Sejamos previdentes - CMP Prev Blog

Sejamos previdentes

Muito se tem comentado sobre o futuro da Previdência no Brasil e sobre a necessidade de o brasileiro adquirir a cultura do planejamento de longo prazo, visando a uma aposentadoria tranquila e segura.

Certo é que os brasileiros estão vivendo mais e que o processo de envelhecimento da população do país será ainda mais acentuado, nos próximos anos, com a elevação da expectativa de vida e a redução constante do número médio de filhos por família.

Esse novo cenário, com maior proporção de idosos, impactará diretamente na capacidade dos governos de arcarem com os pagamentos dos benefícios aos assistidos, já que eles são feitos sob o regime de repartição simples, ou seja, na Previdência oficial, são as contribuições dos trabalhadores ativos que suportam os pagamentos dos benefícios dos inativos.

A perspectiva apontada indica que os benefícios Previdenciários deverão sofrer novas alterações nas próximas décadas, conforme sinalizam as iniciativas dos governos federais, estaduais e municipais, ao tentarem criar regras mais restritivas de concessão e homogeneização dos benefícios para todos os trabalhadores, limitando as aposentadorias dos servidores públicos ao teto da previdência.

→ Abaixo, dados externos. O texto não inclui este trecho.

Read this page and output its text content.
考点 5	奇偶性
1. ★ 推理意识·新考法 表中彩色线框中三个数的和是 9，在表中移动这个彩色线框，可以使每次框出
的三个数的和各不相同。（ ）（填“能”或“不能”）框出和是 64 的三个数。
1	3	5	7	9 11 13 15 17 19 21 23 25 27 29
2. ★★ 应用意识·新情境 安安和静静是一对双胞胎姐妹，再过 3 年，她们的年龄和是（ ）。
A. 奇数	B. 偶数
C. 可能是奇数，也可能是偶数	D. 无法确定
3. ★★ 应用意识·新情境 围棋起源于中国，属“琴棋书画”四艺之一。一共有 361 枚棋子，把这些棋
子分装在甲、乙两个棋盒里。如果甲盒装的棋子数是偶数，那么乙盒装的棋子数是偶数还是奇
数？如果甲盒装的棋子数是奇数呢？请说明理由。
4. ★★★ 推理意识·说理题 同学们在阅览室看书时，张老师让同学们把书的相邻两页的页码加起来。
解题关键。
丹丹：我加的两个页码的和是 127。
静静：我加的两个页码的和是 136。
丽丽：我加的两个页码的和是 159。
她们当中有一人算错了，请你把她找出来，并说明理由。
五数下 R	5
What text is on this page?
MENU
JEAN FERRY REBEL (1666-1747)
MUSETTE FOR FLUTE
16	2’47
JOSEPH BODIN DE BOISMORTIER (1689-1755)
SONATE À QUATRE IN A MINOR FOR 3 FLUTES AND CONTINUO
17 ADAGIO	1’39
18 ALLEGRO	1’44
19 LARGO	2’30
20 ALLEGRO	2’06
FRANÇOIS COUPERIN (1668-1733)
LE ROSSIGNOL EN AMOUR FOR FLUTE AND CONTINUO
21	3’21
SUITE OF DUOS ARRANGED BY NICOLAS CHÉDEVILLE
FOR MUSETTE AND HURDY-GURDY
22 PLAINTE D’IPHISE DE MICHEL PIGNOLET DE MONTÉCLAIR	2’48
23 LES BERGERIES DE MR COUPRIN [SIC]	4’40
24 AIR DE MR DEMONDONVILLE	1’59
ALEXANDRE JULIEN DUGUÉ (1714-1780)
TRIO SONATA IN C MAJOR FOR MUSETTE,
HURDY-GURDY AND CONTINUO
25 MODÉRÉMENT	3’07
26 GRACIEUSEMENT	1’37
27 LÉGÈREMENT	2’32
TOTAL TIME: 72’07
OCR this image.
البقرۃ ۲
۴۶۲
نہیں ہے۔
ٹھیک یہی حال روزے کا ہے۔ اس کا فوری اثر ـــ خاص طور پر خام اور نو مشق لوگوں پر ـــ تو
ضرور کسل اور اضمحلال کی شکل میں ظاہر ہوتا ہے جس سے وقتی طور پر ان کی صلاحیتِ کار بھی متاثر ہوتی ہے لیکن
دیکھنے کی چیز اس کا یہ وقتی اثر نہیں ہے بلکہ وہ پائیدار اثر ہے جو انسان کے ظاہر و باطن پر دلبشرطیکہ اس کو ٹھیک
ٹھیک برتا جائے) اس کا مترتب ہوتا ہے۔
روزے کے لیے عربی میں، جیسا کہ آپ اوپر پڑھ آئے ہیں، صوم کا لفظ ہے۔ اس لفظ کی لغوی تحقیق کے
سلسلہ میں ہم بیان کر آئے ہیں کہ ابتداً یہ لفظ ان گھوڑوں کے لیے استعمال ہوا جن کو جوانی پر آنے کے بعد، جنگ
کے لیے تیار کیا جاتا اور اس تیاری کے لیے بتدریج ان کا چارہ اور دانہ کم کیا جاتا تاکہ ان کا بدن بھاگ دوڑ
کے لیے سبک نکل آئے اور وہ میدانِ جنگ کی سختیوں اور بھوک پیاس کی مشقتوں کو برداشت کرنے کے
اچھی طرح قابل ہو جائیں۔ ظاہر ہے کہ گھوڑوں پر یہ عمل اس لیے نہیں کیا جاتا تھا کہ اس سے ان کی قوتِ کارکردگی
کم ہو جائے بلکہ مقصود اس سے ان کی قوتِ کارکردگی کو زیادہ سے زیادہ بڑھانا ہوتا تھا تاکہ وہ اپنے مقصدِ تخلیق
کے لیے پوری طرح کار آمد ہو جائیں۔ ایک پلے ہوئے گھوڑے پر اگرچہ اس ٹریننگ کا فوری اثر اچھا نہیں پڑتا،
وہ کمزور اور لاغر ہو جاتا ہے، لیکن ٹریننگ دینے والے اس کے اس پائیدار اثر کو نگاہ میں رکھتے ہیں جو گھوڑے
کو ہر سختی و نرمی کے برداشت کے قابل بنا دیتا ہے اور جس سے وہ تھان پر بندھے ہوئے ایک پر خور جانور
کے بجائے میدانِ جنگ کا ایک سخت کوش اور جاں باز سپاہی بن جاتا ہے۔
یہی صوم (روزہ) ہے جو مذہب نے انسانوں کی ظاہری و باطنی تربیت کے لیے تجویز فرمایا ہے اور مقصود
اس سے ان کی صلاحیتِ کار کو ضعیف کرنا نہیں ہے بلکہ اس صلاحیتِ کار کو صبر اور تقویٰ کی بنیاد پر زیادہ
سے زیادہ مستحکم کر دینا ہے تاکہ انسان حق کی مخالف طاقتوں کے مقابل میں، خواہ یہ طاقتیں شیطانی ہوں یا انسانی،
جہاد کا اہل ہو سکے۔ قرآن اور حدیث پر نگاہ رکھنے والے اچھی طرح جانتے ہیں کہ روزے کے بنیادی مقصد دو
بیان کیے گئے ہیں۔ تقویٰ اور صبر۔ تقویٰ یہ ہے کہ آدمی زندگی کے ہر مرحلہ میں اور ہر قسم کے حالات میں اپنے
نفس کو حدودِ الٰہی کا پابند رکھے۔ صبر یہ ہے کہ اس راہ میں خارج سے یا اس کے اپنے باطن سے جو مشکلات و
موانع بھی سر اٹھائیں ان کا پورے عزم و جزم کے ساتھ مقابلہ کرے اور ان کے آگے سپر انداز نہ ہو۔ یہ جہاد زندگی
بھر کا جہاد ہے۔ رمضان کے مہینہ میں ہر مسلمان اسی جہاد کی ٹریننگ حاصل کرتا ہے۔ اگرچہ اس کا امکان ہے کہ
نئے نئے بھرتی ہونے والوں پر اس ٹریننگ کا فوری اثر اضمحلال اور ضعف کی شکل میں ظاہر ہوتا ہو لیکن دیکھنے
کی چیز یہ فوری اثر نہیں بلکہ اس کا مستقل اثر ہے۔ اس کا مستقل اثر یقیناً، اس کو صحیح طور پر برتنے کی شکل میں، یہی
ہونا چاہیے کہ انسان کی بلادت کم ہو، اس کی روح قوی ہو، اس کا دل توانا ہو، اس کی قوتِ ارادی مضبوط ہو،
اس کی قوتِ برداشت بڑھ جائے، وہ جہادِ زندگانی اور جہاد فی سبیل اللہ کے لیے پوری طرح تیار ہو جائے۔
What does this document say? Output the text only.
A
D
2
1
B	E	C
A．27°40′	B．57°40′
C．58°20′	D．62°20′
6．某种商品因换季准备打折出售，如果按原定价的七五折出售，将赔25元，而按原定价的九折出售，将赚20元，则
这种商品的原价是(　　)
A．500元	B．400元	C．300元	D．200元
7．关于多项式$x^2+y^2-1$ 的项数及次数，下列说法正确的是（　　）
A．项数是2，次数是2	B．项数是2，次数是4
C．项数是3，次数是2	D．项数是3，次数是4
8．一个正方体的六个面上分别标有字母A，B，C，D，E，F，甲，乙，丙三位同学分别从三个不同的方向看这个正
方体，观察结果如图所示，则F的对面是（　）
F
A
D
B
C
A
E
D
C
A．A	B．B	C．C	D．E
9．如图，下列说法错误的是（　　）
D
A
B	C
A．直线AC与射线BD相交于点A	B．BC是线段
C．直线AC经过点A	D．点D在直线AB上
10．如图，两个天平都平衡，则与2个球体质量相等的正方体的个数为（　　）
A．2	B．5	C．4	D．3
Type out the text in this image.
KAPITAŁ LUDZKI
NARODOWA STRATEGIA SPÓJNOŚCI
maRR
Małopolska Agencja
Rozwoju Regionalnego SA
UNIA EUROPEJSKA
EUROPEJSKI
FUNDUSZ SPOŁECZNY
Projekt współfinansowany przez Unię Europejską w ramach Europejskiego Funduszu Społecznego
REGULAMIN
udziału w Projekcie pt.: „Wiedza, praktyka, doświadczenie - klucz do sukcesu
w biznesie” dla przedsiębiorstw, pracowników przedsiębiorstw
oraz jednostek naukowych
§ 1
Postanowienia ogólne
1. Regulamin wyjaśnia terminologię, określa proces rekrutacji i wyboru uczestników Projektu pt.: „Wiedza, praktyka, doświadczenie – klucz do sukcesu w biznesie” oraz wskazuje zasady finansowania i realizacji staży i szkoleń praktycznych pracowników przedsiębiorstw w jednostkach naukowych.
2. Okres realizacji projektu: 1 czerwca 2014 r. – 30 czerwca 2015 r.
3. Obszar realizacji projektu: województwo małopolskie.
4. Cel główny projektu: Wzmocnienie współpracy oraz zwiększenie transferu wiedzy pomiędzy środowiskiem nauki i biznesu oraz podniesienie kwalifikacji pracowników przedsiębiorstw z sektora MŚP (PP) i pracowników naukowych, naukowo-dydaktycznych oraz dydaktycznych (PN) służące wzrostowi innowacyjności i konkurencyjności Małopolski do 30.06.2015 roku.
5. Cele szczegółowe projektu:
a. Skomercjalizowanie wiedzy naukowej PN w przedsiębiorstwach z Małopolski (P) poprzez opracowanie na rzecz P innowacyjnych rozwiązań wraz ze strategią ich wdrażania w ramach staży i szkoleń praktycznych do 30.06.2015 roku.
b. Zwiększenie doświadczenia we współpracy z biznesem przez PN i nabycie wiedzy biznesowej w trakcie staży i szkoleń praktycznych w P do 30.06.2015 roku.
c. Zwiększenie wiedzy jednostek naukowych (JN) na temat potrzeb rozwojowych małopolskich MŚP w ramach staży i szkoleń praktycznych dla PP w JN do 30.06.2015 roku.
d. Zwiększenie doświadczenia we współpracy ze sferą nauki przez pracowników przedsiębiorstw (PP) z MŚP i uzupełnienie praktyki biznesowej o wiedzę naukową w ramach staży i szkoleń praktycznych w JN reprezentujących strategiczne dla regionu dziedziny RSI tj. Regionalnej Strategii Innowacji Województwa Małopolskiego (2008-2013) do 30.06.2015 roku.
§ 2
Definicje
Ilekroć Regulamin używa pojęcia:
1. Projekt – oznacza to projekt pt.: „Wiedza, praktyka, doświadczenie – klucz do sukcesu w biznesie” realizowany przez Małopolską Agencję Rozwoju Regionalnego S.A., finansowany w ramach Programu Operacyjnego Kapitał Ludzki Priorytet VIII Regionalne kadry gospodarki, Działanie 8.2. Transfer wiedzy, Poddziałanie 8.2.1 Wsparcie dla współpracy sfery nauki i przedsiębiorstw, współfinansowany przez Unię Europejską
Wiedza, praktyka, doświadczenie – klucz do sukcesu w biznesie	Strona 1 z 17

Salvo algumas garantias remanescentes, destacando-se aquelas dos servidores públicos mais antigos, quem pensa em se aposentar deve saber que seu benefício nunca será superior ou igual ao seu maior salário. Isso implica, inevitavelmente, que o trabalhador mais jovem terá seu benefício de aposentadoria limitado ao teto, ainda que mantenha renda superior a esse nível, sem contar o abismo que se inicia a partir do ato de concessão, já que as aposentadorias superiores ao mínimo são reajustadas com base em índices como o INPC, que têm sido menores do que os reajustes aplicados ao salário mínimo, diminuindo o poder aquisitivo ano após ano.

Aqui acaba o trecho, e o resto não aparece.